Fortescue executive chairman and founder, Andrew Forrest, (above pic) said: “This new technical innovation centre in Kidlington will not only drive the leading edge of decarbonised motorsports, but also lead the way to decarbonising heavy industry as well.”

“Fortescue bought Britain’s best racing battery maker not only to help decarbonise our own operations, but to help other businesses to adopt zero emission technologies as well, and cement UK as a green technology and manufacturing leader.”

Among the first batteries produced at the Kidlington site, will be those used to power Fortescue’s prototype 240 tonne mining haul trucks in Australia.

The company said the battery system, which is currently being tested onsite in the Pilbara, is integral to Fortescue’s $6.2 billion decarbonisation strategy to help eliminate fossil fuels from its terrestrial iron ore operations, which includes replacing its existing diesel-fuelled fleet with battery electric and green hydrogen powered haul trucks.
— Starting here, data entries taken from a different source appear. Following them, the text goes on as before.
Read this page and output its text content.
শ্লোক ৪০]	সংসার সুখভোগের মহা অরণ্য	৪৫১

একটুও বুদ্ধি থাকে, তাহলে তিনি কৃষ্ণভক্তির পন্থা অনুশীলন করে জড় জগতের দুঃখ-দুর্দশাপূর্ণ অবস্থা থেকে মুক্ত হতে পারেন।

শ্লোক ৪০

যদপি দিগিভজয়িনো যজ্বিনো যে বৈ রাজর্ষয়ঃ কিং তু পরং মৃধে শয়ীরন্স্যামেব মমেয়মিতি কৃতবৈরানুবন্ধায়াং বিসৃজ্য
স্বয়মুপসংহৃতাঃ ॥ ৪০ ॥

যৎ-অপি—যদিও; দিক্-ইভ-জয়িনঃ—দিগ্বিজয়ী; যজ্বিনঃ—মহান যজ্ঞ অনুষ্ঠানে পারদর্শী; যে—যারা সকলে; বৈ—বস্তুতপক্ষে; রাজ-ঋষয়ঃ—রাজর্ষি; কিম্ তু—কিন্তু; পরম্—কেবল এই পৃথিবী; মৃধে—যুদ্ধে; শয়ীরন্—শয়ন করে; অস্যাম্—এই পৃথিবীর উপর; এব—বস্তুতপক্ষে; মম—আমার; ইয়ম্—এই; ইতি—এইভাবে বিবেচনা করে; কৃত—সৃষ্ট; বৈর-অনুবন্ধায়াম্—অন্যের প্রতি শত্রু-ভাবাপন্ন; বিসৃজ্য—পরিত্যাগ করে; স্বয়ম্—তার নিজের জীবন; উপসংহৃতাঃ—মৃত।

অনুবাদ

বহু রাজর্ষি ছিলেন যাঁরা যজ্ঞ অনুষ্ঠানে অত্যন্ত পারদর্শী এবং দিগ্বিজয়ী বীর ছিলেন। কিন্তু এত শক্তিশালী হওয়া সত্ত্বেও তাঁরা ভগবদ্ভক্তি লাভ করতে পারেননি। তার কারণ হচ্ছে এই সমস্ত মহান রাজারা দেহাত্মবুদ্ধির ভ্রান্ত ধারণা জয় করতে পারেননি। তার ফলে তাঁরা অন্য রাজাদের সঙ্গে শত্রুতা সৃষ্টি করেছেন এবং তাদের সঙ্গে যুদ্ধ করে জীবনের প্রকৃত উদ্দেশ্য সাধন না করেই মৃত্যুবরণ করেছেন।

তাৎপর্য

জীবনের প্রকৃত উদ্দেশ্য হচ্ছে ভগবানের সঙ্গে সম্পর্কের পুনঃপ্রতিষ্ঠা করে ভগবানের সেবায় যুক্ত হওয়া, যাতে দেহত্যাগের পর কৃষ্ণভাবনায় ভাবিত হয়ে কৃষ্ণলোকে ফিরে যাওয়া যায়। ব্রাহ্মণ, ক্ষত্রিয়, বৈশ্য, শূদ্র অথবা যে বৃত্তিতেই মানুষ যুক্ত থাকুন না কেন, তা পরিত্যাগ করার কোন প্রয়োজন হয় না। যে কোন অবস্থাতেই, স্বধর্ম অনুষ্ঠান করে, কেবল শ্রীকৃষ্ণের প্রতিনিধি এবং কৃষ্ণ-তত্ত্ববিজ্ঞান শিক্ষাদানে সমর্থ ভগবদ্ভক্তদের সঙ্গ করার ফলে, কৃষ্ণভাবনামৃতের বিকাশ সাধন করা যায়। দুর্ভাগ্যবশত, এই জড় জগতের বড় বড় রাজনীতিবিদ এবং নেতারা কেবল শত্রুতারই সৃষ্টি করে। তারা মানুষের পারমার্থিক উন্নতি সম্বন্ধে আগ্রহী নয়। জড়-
Fortescue WAE CEO, Judith Judson, (pic) added: “Today marks the latest milestone in the evolution of Fortescue WAE into a global zero emission technology solutions and manufacturing company.”
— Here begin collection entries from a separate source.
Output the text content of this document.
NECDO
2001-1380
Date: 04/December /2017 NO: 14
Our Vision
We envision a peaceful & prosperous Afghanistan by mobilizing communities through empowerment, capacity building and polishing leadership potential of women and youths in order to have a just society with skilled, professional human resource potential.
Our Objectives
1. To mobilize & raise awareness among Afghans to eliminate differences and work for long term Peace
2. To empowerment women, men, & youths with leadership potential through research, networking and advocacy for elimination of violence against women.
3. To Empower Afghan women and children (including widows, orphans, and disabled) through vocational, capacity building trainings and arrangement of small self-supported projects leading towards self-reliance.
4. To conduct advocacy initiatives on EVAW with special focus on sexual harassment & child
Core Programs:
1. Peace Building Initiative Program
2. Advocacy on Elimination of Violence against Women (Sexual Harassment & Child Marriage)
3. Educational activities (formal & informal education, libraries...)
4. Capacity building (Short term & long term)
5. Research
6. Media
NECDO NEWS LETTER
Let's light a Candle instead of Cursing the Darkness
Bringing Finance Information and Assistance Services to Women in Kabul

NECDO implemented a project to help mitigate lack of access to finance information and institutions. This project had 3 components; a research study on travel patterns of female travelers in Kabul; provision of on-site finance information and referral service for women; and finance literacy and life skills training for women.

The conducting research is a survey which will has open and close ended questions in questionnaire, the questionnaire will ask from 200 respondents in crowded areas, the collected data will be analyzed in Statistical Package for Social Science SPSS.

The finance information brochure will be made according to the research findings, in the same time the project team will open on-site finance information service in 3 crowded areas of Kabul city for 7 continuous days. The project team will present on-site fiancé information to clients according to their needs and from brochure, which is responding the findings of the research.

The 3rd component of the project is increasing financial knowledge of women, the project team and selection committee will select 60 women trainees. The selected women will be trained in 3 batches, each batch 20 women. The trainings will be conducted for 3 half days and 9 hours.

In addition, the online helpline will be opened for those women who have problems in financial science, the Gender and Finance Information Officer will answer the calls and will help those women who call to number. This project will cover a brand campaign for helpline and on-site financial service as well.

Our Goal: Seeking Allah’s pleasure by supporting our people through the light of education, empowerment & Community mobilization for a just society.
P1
“Fortescue and other companies need the battery and green technology solutions that will be manufactured here at Kidlington, to decarbonise their operations. The world can’t afford for businesses to wait, so we are showing them that moving to zero emission solutions and away from fossil fuels is not only possible but can be profitable as well.”

“The knowledge we have learned from racing is applied to everything we do, including our mining haul truck battery systems and other electric powertrains. It is what sets Fortescue apart.”

The opening came as Fortescue announced it has been selected to begin award negotiations as part of the U.S. Department of Energy Office of Clean Energy Demonstrations (OCED) development of the Pacific Northwest Hydrogen Hub, which in total is estimated to receive up to $1 billion in Bipartisan Infrastructure Law funding.

The selection also enables Fortescue to work in partnership to establish the Pacific Northwest Hydrogen Hub, which includes Fortescue’s proposed green hydrogen production facility in Centralia, in Washington.

Fortescue’s project in Centralia, is planned to be sited on a remediated coal mine adjacent to Washington’s last coal-fired power plant, scheduled to retire permanently in 2025.

“The proposed facility will produce green hydrogen at scale for use locally in the Pacific Northwest in heavy-duty transportation, grid reliability, maritime, industrial processes, and other hard-to-abate sectors,” the company added.